This is possibly a code style related question, I studied a little deeper so
this is how I currently learned:
If you want a special Promise (subclass or extended), you should not use async
function since it casts the return value to a standard Promise
If you want to return a promise and attach callbacks to it (not returning
promise that spawns by then), you should not use async
function foo() {
var waiting = fetchResource();
// Since this code you should not use async functions
waiting.then(logMessage);
return waiting;
}
After all above cases, it is still OK to use none async functions that returns
Promise, but it’s quite hard to determines if one method is actual async (with
Promise) or sync (immediately return values), so I may preferr to mark all
async function async for better read experience
Never write return await xxx;, it seems useless either xxx is a promise or not
Anyway this is not an issue about spec itself, it’s more like an open
discussion, thanks for reply :)
Best regards
Gray Zhang
在 2015年6月3日 下午4:18:14, Gruenaum Benjamin ([email protected]) 写到:
A function needs to be defined `async` if you intend to possibly use the await
keyword inside it.
> If a function is returning Promise, it MUST be async If a function depends on
> an async function, it **MUST be async A further question could be, if one
> function only contains some simple then calls to promise, should it become an
> async function and use await in all possible cases to eliminate then calls?

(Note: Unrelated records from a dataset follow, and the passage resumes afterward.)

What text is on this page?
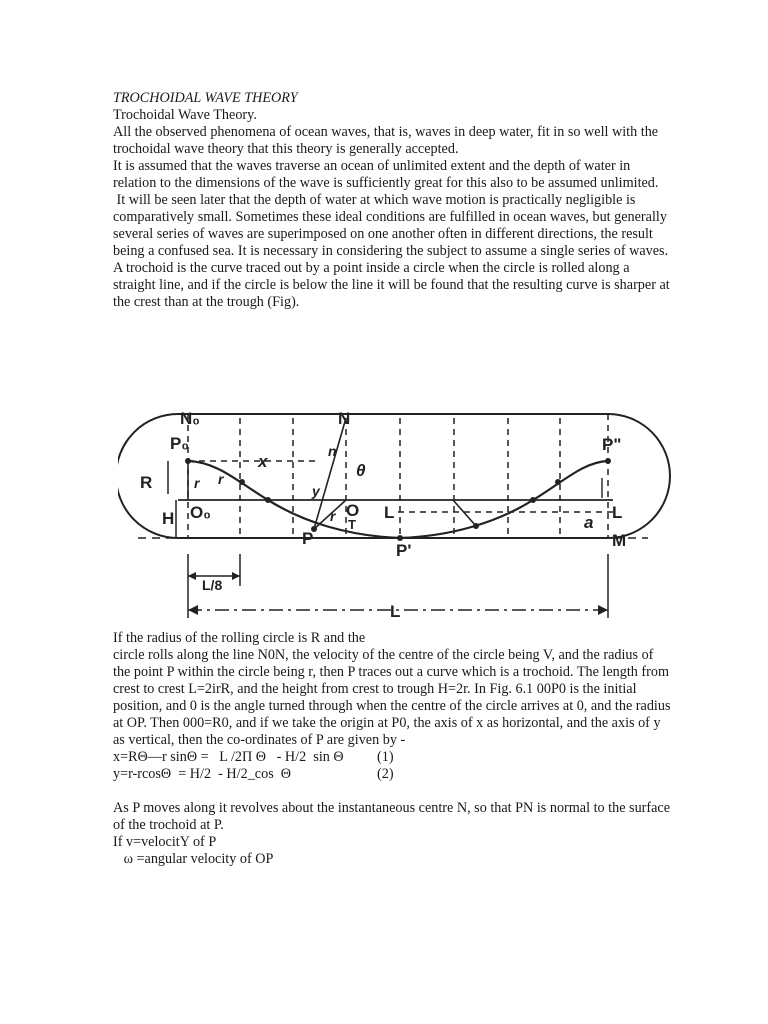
TROCHOIDAL WAVE THEORY

Trochoidal Wave Theory.

All the observed phenomena of ocean waves, that is, waves in deep water, fit in so well with the trochoidal wave theory that this theory is generally accepted.

It is assumed that the waves traverse an ocean of unlimited extent and the depth of water in relation to the dimensions of the wave is sufficiently great for this also to be assumed unlimited.

It will be seen later that the depth of water at which wave motion is practically negligible is comparatively small. Sometimes these ideal conditions are fulfilled in ocean waves, but generally several series of waves are superimposed on one another often in different directions, the result being a confused sea. It is necessary in considering the subject to assume a single series of waves.

A trochoid is the curve traced out by a point inside a circle when the circle is rolled along a straight line, and if the circle is below the line it will be found that the resulting curve is sharper at the crest than at the trough (Fig).

N₀	N
P₀	P"
x
n
θ
R	r r
y
r
O₀	O
T
L	L
H
P
P'
a
M
L/8
L

If the radius of the rolling circle is R and the

circle rolls along the line N0N, the velocity of the centre of the circle being V, and the radius of the point P within the circle being r, then P traces out a curve which is a trochoid. The length from crest to crest L=2irR, and the height from crest to trough H=2r. In Fig. 6.1 00P0 is the initial position, and 0 is the angle turned through when the centre of the circle arrives at 0, and the radius at OP. Then 000=R0, and if we take the origin at P0, the axis of x as horizontal, and the axis of y as vertical, then the co-ordinates of P are given by -

x=RΘ—r sinΘ =   L /2Π Θ   - H/2  sin Θ	(1)
y=r-rcosΘ  = H/2  - H/2_cos  Θ	(2)

As P moves along it revolves about the instantaneous centre N, so that PN is normal to the surface of the trochoid at P.

If v=velocitY of P

ω =angular velocity of OP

No, it's possible to have legitimate use cases where this is not the case, for
example:
```js
async function foo() { ...} // queries an API
async function bar() { ... } // queries an API
function fooBar() {
return Promise.all([foo(), bar()]);
}
```
It's a contrived simplified example but the point is you might have functions
that work on promises that should not themselves be `async`.
For example, in your updateUser function, you can remove `async` and `await`
and get the same value (as you observed in growUp1).
To clarify, there is no _semantic_ distinction in your examples between an
async function and a regular function that returns a promise - it's just syntax
sugar - just like generators and regular functions that return iterables.